5.23 The Addictions Group consisted of a Supervisor, four Officers and a full-time Addictions Worker whose post had been created following our last inspection. This team was responsible for the delivery of group work, counselling, basic drugs awareness, drugs and health education and staff training as well as having an involvement in the prisoners’ induction programme.

Comment

5.24 The team was well resourced and fully aware of the difficulties and dynamics of addressing drug misuse in a long term closed prison.

5.25 Whilst there was good co-operation with other colleagues in addressing some of the issues, the appointment of a Co-ordinator to draw the various resources together and enable multi-disciplinary working would bring about a much more effective and focused effort.

Prevention of Suicide

5.26 The last suicide in the prison had been July 1989 and although there had been a total of 20 attempts at self harm between February and November 1998, this was not unusual for an establishment of this size. In common with all other SPS establishments, Shotts had recently implemented the new ‘Act to Care’ (ACT) strategy. There was a Suicide Risk Management Act Group which held regular meetings under the chairmanship of the Deputy Governor.

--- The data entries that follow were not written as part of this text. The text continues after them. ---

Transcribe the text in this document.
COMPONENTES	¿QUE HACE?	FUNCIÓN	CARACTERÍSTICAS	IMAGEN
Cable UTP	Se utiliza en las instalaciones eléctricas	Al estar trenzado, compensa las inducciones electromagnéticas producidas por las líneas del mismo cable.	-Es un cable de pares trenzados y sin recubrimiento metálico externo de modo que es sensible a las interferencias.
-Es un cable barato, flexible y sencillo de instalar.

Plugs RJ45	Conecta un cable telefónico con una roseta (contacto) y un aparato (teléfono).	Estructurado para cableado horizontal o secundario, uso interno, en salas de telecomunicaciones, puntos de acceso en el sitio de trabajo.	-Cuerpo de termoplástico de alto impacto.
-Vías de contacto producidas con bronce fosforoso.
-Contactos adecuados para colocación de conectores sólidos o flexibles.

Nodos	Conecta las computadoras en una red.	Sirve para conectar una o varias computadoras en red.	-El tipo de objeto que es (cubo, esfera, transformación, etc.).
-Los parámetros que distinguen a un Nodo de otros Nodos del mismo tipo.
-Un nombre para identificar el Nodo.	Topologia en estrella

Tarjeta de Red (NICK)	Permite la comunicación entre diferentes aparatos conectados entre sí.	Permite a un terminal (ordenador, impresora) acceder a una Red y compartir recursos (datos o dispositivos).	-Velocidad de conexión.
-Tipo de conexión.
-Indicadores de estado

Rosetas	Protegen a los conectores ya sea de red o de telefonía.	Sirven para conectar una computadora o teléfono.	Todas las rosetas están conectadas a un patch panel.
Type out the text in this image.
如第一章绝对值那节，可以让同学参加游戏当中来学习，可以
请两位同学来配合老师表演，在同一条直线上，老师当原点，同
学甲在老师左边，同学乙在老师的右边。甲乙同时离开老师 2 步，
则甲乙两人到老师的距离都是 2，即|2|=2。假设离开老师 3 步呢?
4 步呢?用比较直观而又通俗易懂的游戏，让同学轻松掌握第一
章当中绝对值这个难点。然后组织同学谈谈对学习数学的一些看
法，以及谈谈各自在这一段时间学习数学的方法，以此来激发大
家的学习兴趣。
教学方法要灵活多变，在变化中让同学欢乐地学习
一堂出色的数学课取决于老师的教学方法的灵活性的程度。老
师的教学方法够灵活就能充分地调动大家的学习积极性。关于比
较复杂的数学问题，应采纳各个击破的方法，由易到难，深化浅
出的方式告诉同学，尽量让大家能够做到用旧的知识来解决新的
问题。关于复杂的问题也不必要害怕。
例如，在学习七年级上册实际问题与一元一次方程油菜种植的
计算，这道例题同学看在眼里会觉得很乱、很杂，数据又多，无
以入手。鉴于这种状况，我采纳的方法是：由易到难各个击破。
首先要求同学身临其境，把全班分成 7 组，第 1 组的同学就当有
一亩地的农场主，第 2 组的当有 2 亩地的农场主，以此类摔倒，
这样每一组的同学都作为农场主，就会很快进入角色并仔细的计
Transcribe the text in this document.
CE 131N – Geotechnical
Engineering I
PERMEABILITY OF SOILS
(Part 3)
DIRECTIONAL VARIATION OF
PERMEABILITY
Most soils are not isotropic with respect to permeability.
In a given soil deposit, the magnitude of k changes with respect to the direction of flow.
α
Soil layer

5.27 Staff training had been undertaken as part of the ACT Strategy but at the time of our inspection this had not been completed throughout the prison, though we understand that the training programme was continuing. That said, staff in critical areas of the prison - for example, those working with vulnerable prisoners - had been fully trained and one of the social workers was running a coping skills programme for vulnerable prisoners.

5.28 The Suicide Risk Management Act Group continued to monitor the progress of the implementation of the ACT Strategy and as part of that process, it had undertaken an audit to measure the progress of the implementation of the Strategy. In general terms, the results of the audit that were made available to us showed that the Strategy was well on its way to being fully implemented. Deficiencies such as the absence of a Prisoner Listener Scheme and the failure to invite prisoners to case conferences had been identified. The Listener Scheme was, however, dependent on the Samaritans being able to undertake training and so far they had not had the resources to do this.

5.29 One of the other key issues related to the absence of anti-ligature cells within the prison. Similarly, there was no day care unit though we were advised that such a facility would be established along with the formation of a mental health team, which was to include a full time mental health nurse.

5.30 An audit of the crash packs within the establishment had also been carried out and specific procedures relating to their checking and use had been put in place. In addition, a Care Charter relating to the prevention of suicide had been published for general distribution and display – a copy of this charter is contained at Annex 3.

Comment

5.31 In our view, Shotts had introduced the ACT Strategy in a most effective and humane way. It had identified those areas of the Strategy where the implementation had been deficient or where improvements required to be made and plans had been drawn up to address these areas. In addition, a policy to deal with the needs of vulnerable prisoners, including anti-bullying measures, had been introduced. The establishment of the mental health team and the introduction of a day care unit should add further impetus to the good work which has already been undertaken. However, we suggest that when resources allow, the Prison should have its own anti-ligature cells rather than having to rely on NIC facilities.